Monday, December 10, 2012
We have an interesting history with wintergreen, Gaultheria procumbens. Early exploration of our newly purchased land revealed a large patch of this plant. It was growing on a steep north facing slope. Too steep to plow, the land had been used as pasture for dairy cows many decades ago. Now wild berry briers made the area difficult to access. Trying to do right by this native wildflower, I cleared the briers. That winter hungry deer easily walked my newly cleared wild garden and feasted on the exposed wintergreen. An occasional plant can still be found there but the briers returned with a vengeance.
Purchased plants have refused to grow for us. Cuttings refused to root here. Following our success transplanting arbutus, I have been thinking about giving wintergreen another go. In the wild we have encountered the two plants growing in close proximity.
Taking advantage of our mild December weather, I have been clearing my side of the shared lane. Today I discovered a large patch of wintergreen growing under the protective cover of black birch branches that had been thrown over my fence by a lane user. I usually resent people throwing things over my fence but these branches appear to have provided protective cover for the wintergreen. As I did a proper job of cutting back the brush, additional branches were carefully placed over the wintergreen. Easy to drive to, we will make frequent trips here to see and record the life cycle of these wild plants.
Both Henry W. Art and William Cullina describe wintergreen as a suitable plant to introduce into the garden. Stem and runner cuttings should be taken early in the year while the growth is still soft advises Art. Perhaps my cuttings were taken a bit late. Rather than trying to force these plants into cultivation, maybe I should be content to enjoy them where they are. A native plant deserves a wild home.

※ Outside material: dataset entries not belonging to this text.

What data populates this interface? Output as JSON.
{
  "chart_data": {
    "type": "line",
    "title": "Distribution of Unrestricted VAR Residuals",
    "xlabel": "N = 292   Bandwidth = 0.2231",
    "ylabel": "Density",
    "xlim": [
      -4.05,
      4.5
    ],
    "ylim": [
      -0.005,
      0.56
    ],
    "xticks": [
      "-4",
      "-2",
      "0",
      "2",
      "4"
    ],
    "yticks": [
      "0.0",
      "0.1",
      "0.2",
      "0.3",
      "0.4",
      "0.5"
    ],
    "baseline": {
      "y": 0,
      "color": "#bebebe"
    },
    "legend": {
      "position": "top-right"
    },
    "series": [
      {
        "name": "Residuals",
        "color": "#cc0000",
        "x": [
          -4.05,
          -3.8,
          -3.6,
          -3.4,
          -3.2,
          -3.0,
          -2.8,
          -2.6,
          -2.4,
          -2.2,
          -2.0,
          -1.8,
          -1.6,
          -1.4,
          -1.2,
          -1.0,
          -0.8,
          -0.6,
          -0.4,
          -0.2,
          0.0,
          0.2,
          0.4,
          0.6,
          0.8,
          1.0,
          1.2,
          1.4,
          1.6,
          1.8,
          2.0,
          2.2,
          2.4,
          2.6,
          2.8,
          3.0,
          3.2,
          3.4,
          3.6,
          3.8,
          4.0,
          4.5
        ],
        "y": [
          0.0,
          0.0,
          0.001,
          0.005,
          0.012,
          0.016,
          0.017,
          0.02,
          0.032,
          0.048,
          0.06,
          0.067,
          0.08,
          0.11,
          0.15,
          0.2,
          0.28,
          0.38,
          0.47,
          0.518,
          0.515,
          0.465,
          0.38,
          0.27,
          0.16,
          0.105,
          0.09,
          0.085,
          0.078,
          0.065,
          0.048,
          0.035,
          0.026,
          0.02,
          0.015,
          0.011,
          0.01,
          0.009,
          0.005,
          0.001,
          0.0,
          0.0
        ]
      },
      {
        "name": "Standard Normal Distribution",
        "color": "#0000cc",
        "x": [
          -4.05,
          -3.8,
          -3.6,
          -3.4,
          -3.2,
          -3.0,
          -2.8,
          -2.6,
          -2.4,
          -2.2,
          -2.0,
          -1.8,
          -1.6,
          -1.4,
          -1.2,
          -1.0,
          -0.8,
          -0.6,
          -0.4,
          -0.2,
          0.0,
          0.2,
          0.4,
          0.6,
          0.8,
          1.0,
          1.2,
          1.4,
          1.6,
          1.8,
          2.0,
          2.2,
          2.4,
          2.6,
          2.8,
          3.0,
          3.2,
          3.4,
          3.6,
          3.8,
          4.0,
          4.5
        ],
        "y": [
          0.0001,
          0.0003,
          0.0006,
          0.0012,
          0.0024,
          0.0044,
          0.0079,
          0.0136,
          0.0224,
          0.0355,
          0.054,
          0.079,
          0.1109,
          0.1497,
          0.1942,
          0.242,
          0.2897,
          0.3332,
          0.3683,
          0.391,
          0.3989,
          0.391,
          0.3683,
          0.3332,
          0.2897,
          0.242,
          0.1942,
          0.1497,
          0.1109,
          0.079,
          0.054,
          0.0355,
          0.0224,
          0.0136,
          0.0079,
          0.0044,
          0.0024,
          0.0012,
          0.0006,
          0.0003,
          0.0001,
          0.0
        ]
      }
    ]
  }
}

In my readings I encountered a tale describing pioneer women as sipping wintergreen wine at quilting bees. Unable to remember the author describing this practice, I cannot get the experience out of my head. Wintergreen wine must be a real taste treat. How could it be anything less? Early in our history wintergreen must have been a common plant. I cannot imagine a stand of this plant so vast that would supply the buckets of leaves necessary to make wine. Perhaps this is what they mean when referring to the good old days.